A view of a workers’ village in Central Falls, for example, shows chickens picking through piles of rotting garbage. Hine, who kept meticulous records, identifies the spot as “Central Falls, Main Street and Bed Bug Alley” — a grimly appropriate description that might have come straight out of Dickens’ Bleak House.

Because Hine kept such good records, Lapham was able to find many of the locations depicted in Hine’s photographs. The Lonsdale mills where Hine spent much of his time, for example, are largely empty today — the victims of global trade and deindustrialization.

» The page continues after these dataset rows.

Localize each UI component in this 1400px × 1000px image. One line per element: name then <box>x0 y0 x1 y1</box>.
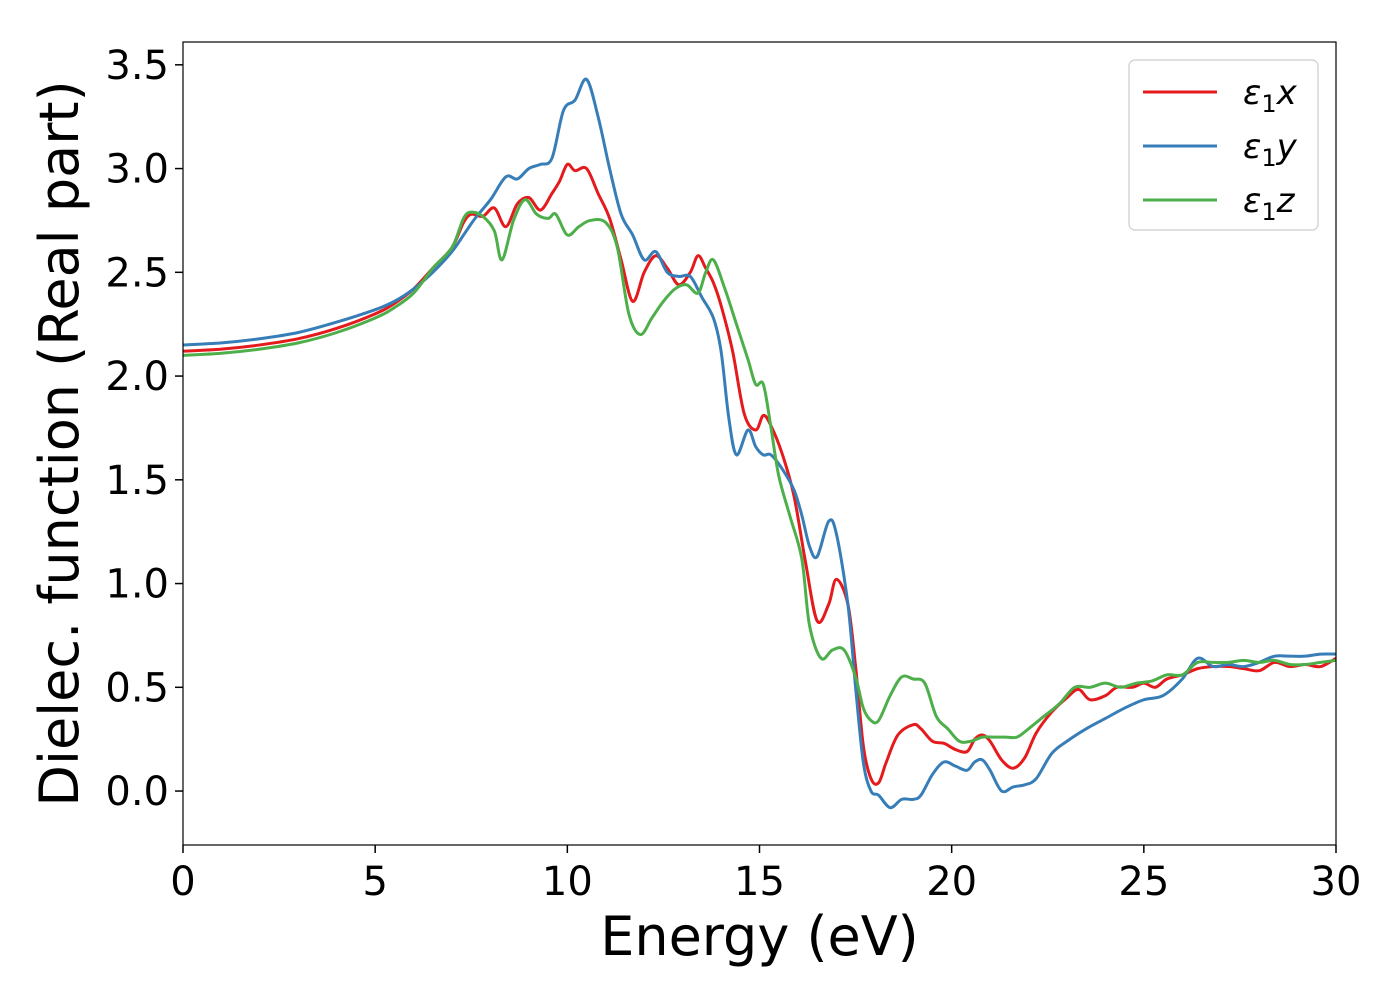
legend-label-x: ε1x <box>1243 73 1298 118</box>
legend-label-z: ε1z <box>1243 181 1296 226</box>
y-tick-label: 0.0 <box>105 769 169 815</box>
y-tick-label: 2.0 <box>105 354 169 400</box>
x-tick-label: 25 <box>1118 859 1169 905</box>
y-tick-label: 3.0 <box>105 147 169 193</box>
series-layer <box>183 77 1336 810</box>
x-tick-label: 5 <box>362 859 387 905</box>
x-tick-label: 30 <box>1311 859 1362 905</box>
series-line-y <box>183 77 1336 810</box>
y-tick-label: 0.5 <box>105 665 169 711</box>
y-tick-label: 1.0 <box>105 562 169 608</box>
y-axis-ticks: 0.0 0.5 1.0 1.5 2.0 2.5 3.0 3.5 <box>105 43 183 815</box>
x-tick-label: 0 <box>170 859 195 905</box>
y-axis-title: Dielec. function (Real part) <box>28 80 91 806</box>
legend-box <box>1128 59 1319 231</box>
legend: ε1x ε1y ε1z <box>1128 59 1319 231</box>
x-tick-label: 10 <box>542 859 593 905</box>
x-axis-title: Energy (eV) <box>600 905 919 968</box>
x-tick-label: 15 <box>734 859 785 905</box>
y-tick-label: 1.5 <box>105 458 169 504</box>
series-line-x <box>183 162 1336 786</box>
y-tick-label: 2.5 <box>105 250 169 296</box>
y-tick-label: 3.5 <box>105 43 169 89</box>
series-line-z <box>183 198 1336 744</box>
legend-label-y: ε1y <box>1243 127 1298 172</box>
x-tick-label: 20 <box>926 859 977 905</box>
x-axis-ticks: 0 5 10 15 20 25 30 <box>170 845 1361 905</box>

But Lapham, who runs the photography and darkroom programs at AS220, also found some more hopeful signs. Among them: Providence’s Sprague House Settlement, which has been transformed into artists’ housing and where, in a delicious bit of déjà vu, several of the building’s current residents continue to hold weekly sewing sessions.

“Social Photography Across a Century: The Works of American Master Lewis Hine and Contemporary Artist Scott Lapham” continues through June 27 at the Slater Mill Gallery at the Visitors Center, 175 Main St., Pawtucket. Mon.-Sat. 10 a.m.-3 p.m. (401) 725-8638.

3 more in Pawtucket

Speaking of artistic transformations, Pawtucket’s own transition from a gritty industrial city to an emerging arts mecca is reflected in a number of exhibits this month.

Two such offerings — “Crossing Borders,” an immigration-themed show organized by the Pawtucket Arts Collaborative, and a display of public art proposals for the city’s Gateway Design Competition — are on view at the Blackstone Valley Visitors Center, at 175 Main St. A third exhibit, featuring works submitted for this year’s Pawtucket Foundation Prize, is located a short distance away, at 245 Main St.

All three exhibits feature some top-notch pieces.

In “Crossing Borders,” look for the work of Pablo Alvarez, a Mexican-born artist whose shape-shifting paintings and photo collages perfectly capture the show’s themes of cultural and emotional dislocation. A pair of playfully macabre marionettes by Dusan Petran — one a leering skeleton, the other a rather suave-looking devil — are also good, although their relation to the show’s border-crossing theme is more obscure. (Perhaps they symbolize death — the ultimate border crossing.)

Architecture fans will want to look for the work of Eric Owen Moss, a prominent California architect who envisions a public park studded with glass columns along the U.S.-Mexican border.

Finalists for the city’s Pawtucket Gateway Design Competition — a major public art project to be installed next to the Visitors Center — are also showing their plans at the center this month.

Newport artist Donald Gerola proposes building one of his trademark kinetic sculptures — this one designed to look like an abstract spinning machine. Providence artists Joshua Enck and Nick Hollibaugh, meanwhile, would install a pair of Cubist-looking sculptures, each loosely based on the mill buildings and smokestacks that are part of the city’s architectural landscape.

Another finalist, Providence artist Kenneth Speiser, also pays his respects to Pawtucket’s industrial past. His proposal calls for a large free-standing metal sculpture shaped like a giant spindle.

Photography dominates this year’s “Pawtucket Foundation Prize Exhibition,” which is installed in a vacant office building just up the street from the Visitors Center. Highlights include Paul Clancy’s wonderfully evocative shot of the former Providence Public Safety Complex in mid-demolition; Paul Lavallee’s electric color study Blue Couch Green Wall, and Millee Tibbs’ Untitled (from the Terror Series), a haunting study of trees at night, which won the show’s $4,000 first prize.

Non-photographic highlights include works by painters Agustin Patino and Gretchen Dow Simpson, mixed-media artists Anna Jane Kocon and Rebecca Siermering, and Providence-based wire-master C.W. Roelle.

“Crossing Borders” ends today while proposals for the Pawtucket Gateway Design Competition remain on display through the end of the month, both at the Blackstone Valley Visitors Center. “The Pawtucket Foundation Prize Exhibition” continues through June 28. Hours: Fri. noon-7 p.m. and Sat. 10-4.